38 Comparing Network "Gustiness" Over Various Geographic/Topographic Areas

Tuesday, 28 June 2016
Green Mountain Ballroom (Hilton Burlington )
Alexander Gallagher, SUNY, Albany, NY; and R. G. Fovell

Near surface wind gusts have a high impact on surface weather, especially in areas of complex and terrain. As wind gust is a result of turbulence which can be very difficult or impractical to model directly this study uses a collection of high density and quality networks to observe a relationship between surface sustained wind speed and gust. These networks span a wide variety of geographic and topographic areas and are dense enough to capture most aspects of the terrain they aim to represent. Using sustained wind speed and gust data from these stations a network “Gust Factor (GF)” is calculated for each and a linear regression performed to assess its ability to reproduce a gust for any given sustained wind speed.
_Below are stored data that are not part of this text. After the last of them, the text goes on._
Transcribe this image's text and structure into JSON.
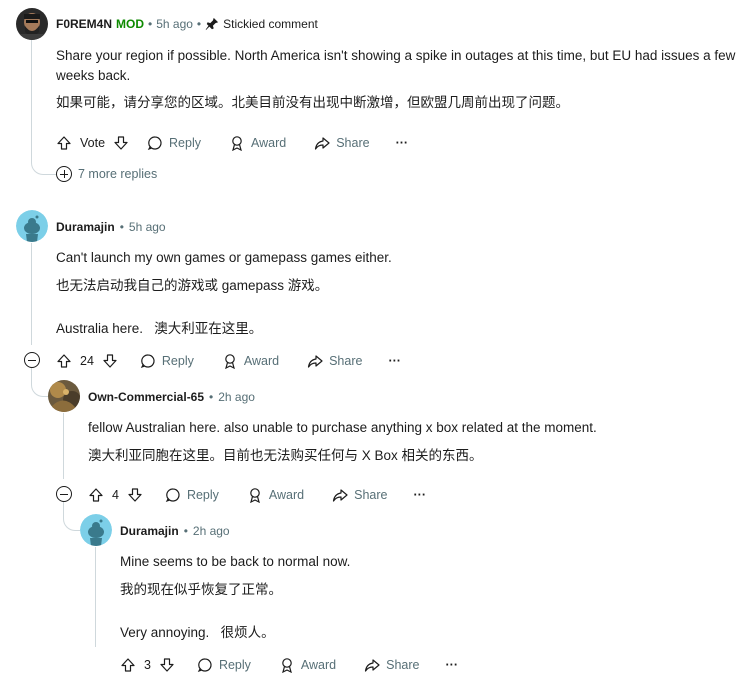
{
  "comments": [
    {
      "author": "F0REM4N",
      "badge": "MOD",
      "time": "5h ago",
      "stickied": "Stickied comment",
      "lines": [
        "Share your region if possible. North America isn't showing a spike in outages at this time, but EU had issues a few weeks back.",
        "如果可能，请分享您的区域。北美目前没有出现中断激增，但欧盟几周前出现了问题。"
      ],
      "vote": "Vote",
      "more_replies": "7 more replies"
    },
    {
      "author": "Duramajin",
      "time": "5h ago",
      "lines": [
        "Can't launch my own games or gamepass games either.",
        "也无法启动我自己的游戏或 gamepass 游戏。",
        "Australia here.   澳大利亚在这里。"
      ],
      "vote": "24"
    },
    {
      "author": "Own-Commercial-65",
      "time": "2h ago",
      "lines": [
        "fellow Australian here. also unable to purchase anything x box related at the moment.",
        "澳大利亚同胞在这里。目前也无法购买任何与 X Box 相关的东西。"
      ],
      "vote": "4"
    },
    {
      "author": "Duramajin",
      "time": "2h ago",
      "lines": [
        "Mine seems to be back to normal now.",
        "我的现在似乎恢复了正常。",
        "Very annoying.   很烦人。"
      ],
      "vote": "3"
    }
  ],
  "actions": {
    "reply": "Reply",
    "award": "Award",
    "share": "Share",
    "more": "···"
  },
  "colors": {
    "meta": "#576f76",
    "mod": "#0e8a00",
    "thread_line": "#cfd8dc",
    "snoo": "#7ccfe8"
  }
}
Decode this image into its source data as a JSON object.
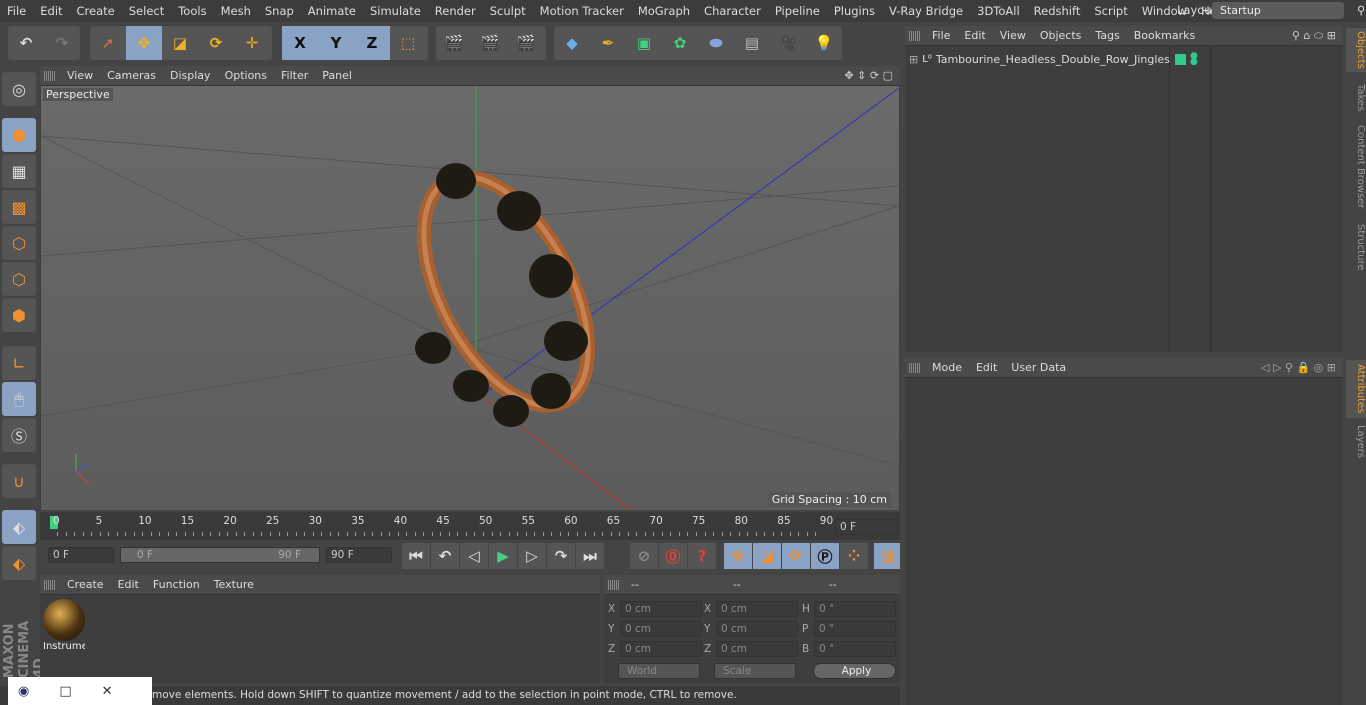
{
  "menubar": {
    "items": [
      "File",
      "Edit",
      "Create",
      "Select",
      "Tools",
      "Mesh",
      "Snap",
      "Animate",
      "Simulate",
      "Render",
      "Sculpt",
      "Motion Tracker",
      "MoGraph",
      "Character",
      "Pipeline",
      "Plugins",
      "V-Ray Bridge",
      "3DToAll",
      "Redshift",
      "Script",
      "Window",
      "Help"
    ],
    "layout_label": "Layout:",
    "layout_value": "Startup"
  },
  "toolbar": {
    "axis": [
      "X",
      "Y",
      "Z"
    ]
  },
  "viewport": {
    "menu": [
      "View",
      "Cameras",
      "Display",
      "Options",
      "Filter",
      "Panel"
    ],
    "camera_label": "Perspective",
    "grid_spacing": "Grid Spacing : 10 cm",
    "colors": {
      "x_axis": "#c03030",
      "y_axis": "#30b030",
      "z_axis": "#3030c0",
      "wood": "#b87040"
    }
  },
  "timeline": {
    "ticks": [
      "0",
      "5",
      "10",
      "15",
      "20",
      "25",
      "30",
      "35",
      "40",
      "45",
      "50",
      "55",
      "60",
      "65",
      "70",
      "75",
      "80",
      "85",
      "90"
    ],
    "current_frame": "0 F",
    "start": "0 F",
    "range_start": "0 F",
    "range_end": "90 F",
    "end": "90 F"
  },
  "material": {
    "menu": [
      "Create",
      "Edit",
      "Function",
      "Texture"
    ],
    "items": [
      {
        "name": "Instrume"
      }
    ]
  },
  "coords": {
    "headers": [
      "--",
      "--",
      "--"
    ],
    "rows": [
      {
        "l1": "X",
        "v1": "0 cm",
        "l2": "X",
        "v2": "0 cm",
        "l3": "H",
        "v3": "0 °"
      },
      {
        "l1": "Y",
        "v1": "0 cm",
        "l2": "Y",
        "v2": "0 cm",
        "l3": "P",
        "v3": "0 °"
      },
      {
        "l1": "Z",
        "v1": "0 cm",
        "l2": "Z",
        "v2": "0 cm",
        "l3": "B",
        "v3": "0 °"
      }
    ],
    "space": "World",
    "mode": "Scale",
    "apply": "Apply"
  },
  "status": "move elements. Hold down SHIFT to quantize movement / add to the selection in point mode, CTRL to remove.",
  "objects": {
    "menu": [
      "File",
      "Edit",
      "View",
      "Objects",
      "Tags",
      "Bookmarks"
    ],
    "items": [
      {
        "name": "Tambourine_Headless_Double_Row_Jingles",
        "tag_color": "#2ecc8a"
      }
    ]
  },
  "attributes": {
    "menu": [
      "Mode",
      "Edit",
      "User Data"
    ]
  },
  "side_tabs": [
    "Objects",
    "Takes",
    "Content Browser",
    "Structure",
    "Attributes",
    "Layers"
  ],
  "brand": "MAXON CINEMA 4D"
}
Gust factor for each network is also calculated by season, month, hour of the day, wind direction, individual station, and relative elevation within the network to assess how gust factor changes throughout the year, day, or to relative positioning. All calculated gust factors for each network are then compared to each other network to observe any dependency of gust factor on network features such as anemometer mounting height, sampling interval, averaging interval, and overall network homogeneity of measurements. In the future we plan to use these calculated network averages along with high resolution simulations of the network areas to test the hypothesis that departures of station gust factor from network average contain useful information about the station's exposure to surrounding terrain features and can be used to eliminate systematic and otherwise unfixable biases in gust forecasts.